Вместо инспектора Ульянова это слово сказал Валерьян Николаевич Назарьев. Он неплохо сказал его, — говорить он умел. И все, что нужно, в слове его имелось, а конец был даже и просто хорош. Он запомнился народным учителям надолго.
«Пусть учитель не забывает, — сказал Назарьев, — что заброшенный в темную глушь, он остается единственным представителем самых искренних и светлых надежд; что за каждым шагом его зорко следит все окружающее, полное справедливого недоверия к старой школе; что с его личными качествами тесно связано разрешение самого живого и насущного вопроса дня, — судьба новой, только что зарождающейся школы, ее возвышение или падение в глазах народа»…

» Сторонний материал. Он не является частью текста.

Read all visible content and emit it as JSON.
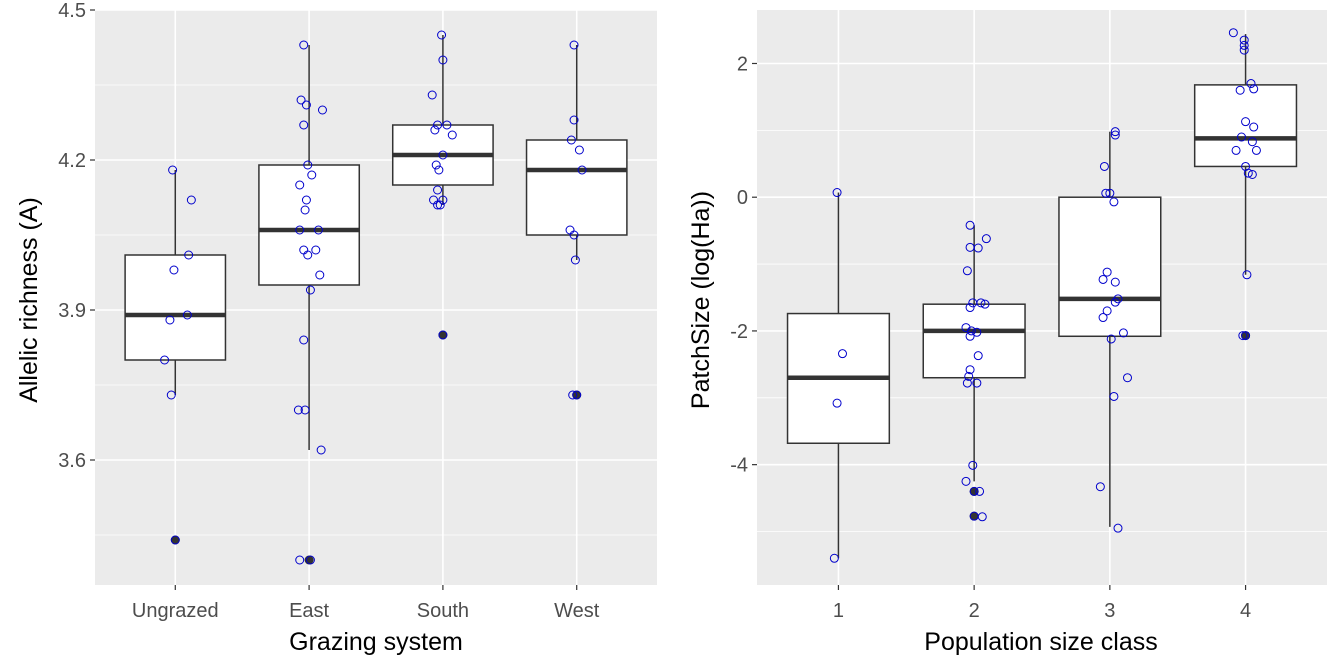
{
  "chart_data": [
    {
      "type": "boxplot",
      "xlabel": "Grazing system",
      "ylabel": "Allelic richness (A)",
      "categories": [
        "Ungrazed",
        "East",
        "South",
        "West"
      ],
      "ylim": [
        3.35,
        4.5
      ],
      "yticks": [
        3.6,
        3.9,
        4.2,
        4.5
      ],
      "grid": true,
      "boxes": [
        {
          "q1": 3.8,
          "median": 3.89,
          "q3": 4.01,
          "whisker_low": 3.73,
          "whisker_high": 4.18,
          "outliers": [
            3.44
          ]
        },
        {
          "q1": 3.95,
          "median": 4.06,
          "q3": 4.19,
          "whisker_low": 3.62,
          "whisker_high": 4.43,
          "outliers": [
            3.4
          ]
        },
        {
          "q1": 4.15,
          "median": 4.21,
          "q3": 4.27,
          "whisker_low": 4.11,
          "whisker_high": 4.45,
          "outliers": [
            3.85
          ]
        },
        {
          "q1": 4.05,
          "median": 4.18,
          "q3": 4.24,
          "whisker_low": 4.0,
          "whisker_high": 4.43,
          "outliers": [
            3.73
          ]
        }
      ],
      "points": [
        {
          "x": 0.98,
          "y": 4.18
        },
        {
          "x": 1.12,
          "y": 4.12
        },
        {
          "x": 1.1,
          "y": 4.01
        },
        {
          "x": 0.99,
          "y": 3.98
        },
        {
          "x": 1.09,
          "y": 3.89
        },
        {
          "x": 0.96,
          "y": 3.88
        },
        {
          "x": 0.92,
          "y": 3.8
        },
        {
          "x": 0.97,
          "y": 3.73
        },
        {
          "x": 1.0,
          "y": 3.44
        },
        {
          "x": 1.96,
          "y": 4.43
        },
        {
          "x": 1.94,
          "y": 4.32
        },
        {
          "x": 1.98,
          "y": 4.31
        },
        {
          "x": 2.1,
          "y": 4.3
        },
        {
          "x": 1.96,
          "y": 4.27
        },
        {
          "x": 1.99,
          "y": 4.19
        },
        {
          "x": 2.02,
          "y": 4.17
        },
        {
          "x": 1.93,
          "y": 4.15
        },
        {
          "x": 1.98,
          "y": 4.12
        },
        {
          "x": 1.97,
          "y": 4.1
        },
        {
          "x": 2.07,
          "y": 4.06
        },
        {
          "x": 1.93,
          "y": 4.06
        },
        {
          "x": 1.96,
          "y": 4.02
        },
        {
          "x": 2.05,
          "y": 4.02
        },
        {
          "x": 1.99,
          "y": 4.01
        },
        {
          "x": 2.08,
          "y": 3.97
        },
        {
          "x": 2.01,
          "y": 3.94
        },
        {
          "x": 1.96,
          "y": 3.84
        },
        {
          "x": 1.92,
          "y": 3.7
        },
        {
          "x": 1.97,
          "y": 3.7
        },
        {
          "x": 2.09,
          "y": 3.62
        },
        {
          "x": 1.93,
          "y": 3.4
        },
        {
          "x": 2.01,
          "y": 3.4
        },
        {
          "x": 2.99,
          "y": 4.45
        },
        {
          "x": 3.0,
          "y": 4.4
        },
        {
          "x": 2.92,
          "y": 4.33
        },
        {
          "x": 2.96,
          "y": 4.27
        },
        {
          "x": 3.03,
          "y": 4.27
        },
        {
          "x": 2.94,
          "y": 4.26
        },
        {
          "x": 3.07,
          "y": 4.25
        },
        {
          "x": 3.0,
          "y": 4.21
        },
        {
          "x": 2.95,
          "y": 4.19
        },
        {
          "x": 2.97,
          "y": 4.18
        },
        {
          "x": 2.96,
          "y": 4.14
        },
        {
          "x": 2.93,
          "y": 4.12
        },
        {
          "x": 2.98,
          "y": 4.11
        },
        {
          "x": 2.96,
          "y": 4.11
        },
        {
          "x": 3.0,
          "y": 4.12
        },
        {
          "x": 3.0,
          "y": 3.85
        },
        {
          "x": 3.98,
          "y": 4.43
        },
        {
          "x": 3.98,
          "y": 4.28
        },
        {
          "x": 3.96,
          "y": 4.24
        },
        {
          "x": 4.02,
          "y": 4.22
        },
        {
          "x": 4.04,
          "y": 4.18
        },
        {
          "x": 3.95,
          "y": 4.06
        },
        {
          "x": 3.98,
          "y": 4.05
        },
        {
          "x": 3.99,
          "y": 4.0
        },
        {
          "x": 3.97,
          "y": 3.73
        },
        {
          "x": 4.0,
          "y": 3.73
        }
      ]
    },
    {
      "type": "boxplot",
      "xlabel": "Population size class",
      "ylabel": "PatchSize (log(Ha))",
      "categories": [
        "1",
        "2",
        "3",
        "4"
      ],
      "ylim": [
        -5.8,
        2.8
      ],
      "yticks": [
        -4,
        -2,
        0,
        2
      ],
      "grid": true,
      "boxes": [
        {
          "q1": -3.68,
          "median": -2.7,
          "q3": -1.74,
          "whisker_low": -5.4,
          "whisker_high": 0.07,
          "outliers": []
        },
        {
          "q1": -2.7,
          "median": -2.0,
          "q3": -1.6,
          "whisker_low": -4.25,
          "whisker_high": -0.42,
          "outliers": [
            -4.4,
            -4.77
          ]
        },
        {
          "q1": -2.08,
          "median": -1.52,
          "q3": 0.0,
          "whisker_low": -4.93,
          "whisker_high": 0.98,
          "outliers": []
        },
        {
          "q1": 0.46,
          "median": 0.88,
          "q3": 1.68,
          "whisker_low": -1.16,
          "whisker_high": 2.44,
          "outliers": [
            -2.07
          ]
        }
      ],
      "points": [
        {
          "x": 0.99,
          "y": 0.07
        },
        {
          "x": 1.03,
          "y": -2.34
        },
        {
          "x": 0.99,
          "y": -3.08
        },
        {
          "x": 0.97,
          "y": -5.4
        },
        {
          "x": 1.97,
          "y": -0.42
        },
        {
          "x": 2.09,
          "y": -0.62
        },
        {
          "x": 1.97,
          "y": -0.75
        },
        {
          "x": 2.03,
          "y": -0.76
        },
        {
          "x": 1.95,
          "y": -1.1
        },
        {
          "x": 1.99,
          "y": -1.58
        },
        {
          "x": 2.05,
          "y": -1.58
        },
        {
          "x": 2.08,
          "y": -1.6
        },
        {
          "x": 1.97,
          "y": -1.65
        },
        {
          "x": 1.94,
          "y": -1.95
        },
        {
          "x": 1.98,
          "y": -2.0
        },
        {
          "x": 2.02,
          "y": -2.02
        },
        {
          "x": 1.97,
          "y": -2.08
        },
        {
          "x": 2.03,
          "y": -2.37
        },
        {
          "x": 1.97,
          "y": -2.58
        },
        {
          "x": 1.96,
          "y": -2.68
        },
        {
          "x": 2.02,
          "y": -2.78
        },
        {
          "x": 1.95,
          "y": -2.78
        },
        {
          "x": 1.99,
          "y": -4.01
        },
        {
          "x": 1.94,
          "y": -4.25
        },
        {
          "x": 2.04,
          "y": -4.4
        },
        {
          "x": 2.0,
          "y": -4.4
        },
        {
          "x": 2.06,
          "y": -4.78
        },
        {
          "x": 2.0,
          "y": -4.77
        },
        {
          "x": 3.04,
          "y": 0.98
        },
        {
          "x": 3.04,
          "y": 0.93
        },
        {
          "x": 2.96,
          "y": 0.46
        },
        {
          "x": 2.97,
          "y": 0.06
        },
        {
          "x": 3.0,
          "y": 0.06
        },
        {
          "x": 3.03,
          "y": -0.07
        },
        {
          "x": 2.98,
          "y": -1.12
        },
        {
          "x": 2.95,
          "y": -1.23
        },
        {
          "x": 3.04,
          "y": -1.27
        },
        {
          "x": 3.06,
          "y": -1.52
        },
        {
          "x": 3.04,
          "y": -1.57
        },
        {
          "x": 2.98,
          "y": -1.7
        },
        {
          "x": 2.95,
          "y": -1.8
        },
        {
          "x": 3.1,
          "y": -2.03
        },
        {
          "x": 3.01,
          "y": -2.12
        },
        {
          "x": 3.13,
          "y": -2.7
        },
        {
          "x": 3.03,
          "y": -2.98
        },
        {
          "x": 2.93,
          "y": -4.33
        },
        {
          "x": 3.06,
          "y": -4.95
        },
        {
          "x": 3.91,
          "y": 2.46
        },
        {
          "x": 3.99,
          "y": 2.35
        },
        {
          "x": 3.99,
          "y": 2.27
        },
        {
          "x": 3.99,
          "y": 2.2
        },
        {
          "x": 4.04,
          "y": 1.7
        },
        {
          "x": 4.06,
          "y": 1.62
        },
        {
          "x": 3.96,
          "y": 1.6
        },
        {
          "x": 4.0,
          "y": 1.13
        },
        {
          "x": 4.06,
          "y": 1.05
        },
        {
          "x": 3.97,
          "y": 0.9
        },
        {
          "x": 4.05,
          "y": 0.83
        },
        {
          "x": 3.93,
          "y": 0.7
        },
        {
          "x": 4.08,
          "y": 0.7
        },
        {
          "x": 4.0,
          "y": 0.46
        },
        {
          "x": 4.02,
          "y": 0.36
        },
        {
          "x": 4.05,
          "y": 0.34
        },
        {
          "x": 4.01,
          "y": -1.16
        },
        {
          "x": 3.98,
          "y": -2.07
        },
        {
          "x": 4.0,
          "y": -2.07
        }
      ]
    }
  ],
  "colors": {
    "panel_bg": "#ebebeb",
    "grid": "#ffffff",
    "box_fill": "#ffffff",
    "box_line": "#333333",
    "jitter_point": "#0000cc",
    "outlier": "#333333"
  }
}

Они вышли со съезда в холодную уже ночь половины сентября. Но оба не чувствовали холода, — Назарьев разгорячен был успехом своей речи, а Илья Николаевич — великой радостью от успеха съезда.
Остановившись под газовым фонарем на главной улице Симбирска, Назарьев дружески обнял маленького инспектора за плечи:
— Дорогой мой, что за люди! Как они выросли, как достигли развития и знаний, — впору студентам высших учебных заведений… Поистине, это принадлежит уже кчудесам русской земли! — Слова, которые позднее повторил он в своих воспоминаниях.
Ульянов промолчал… Он только поднял на него свои добрые карие глаза.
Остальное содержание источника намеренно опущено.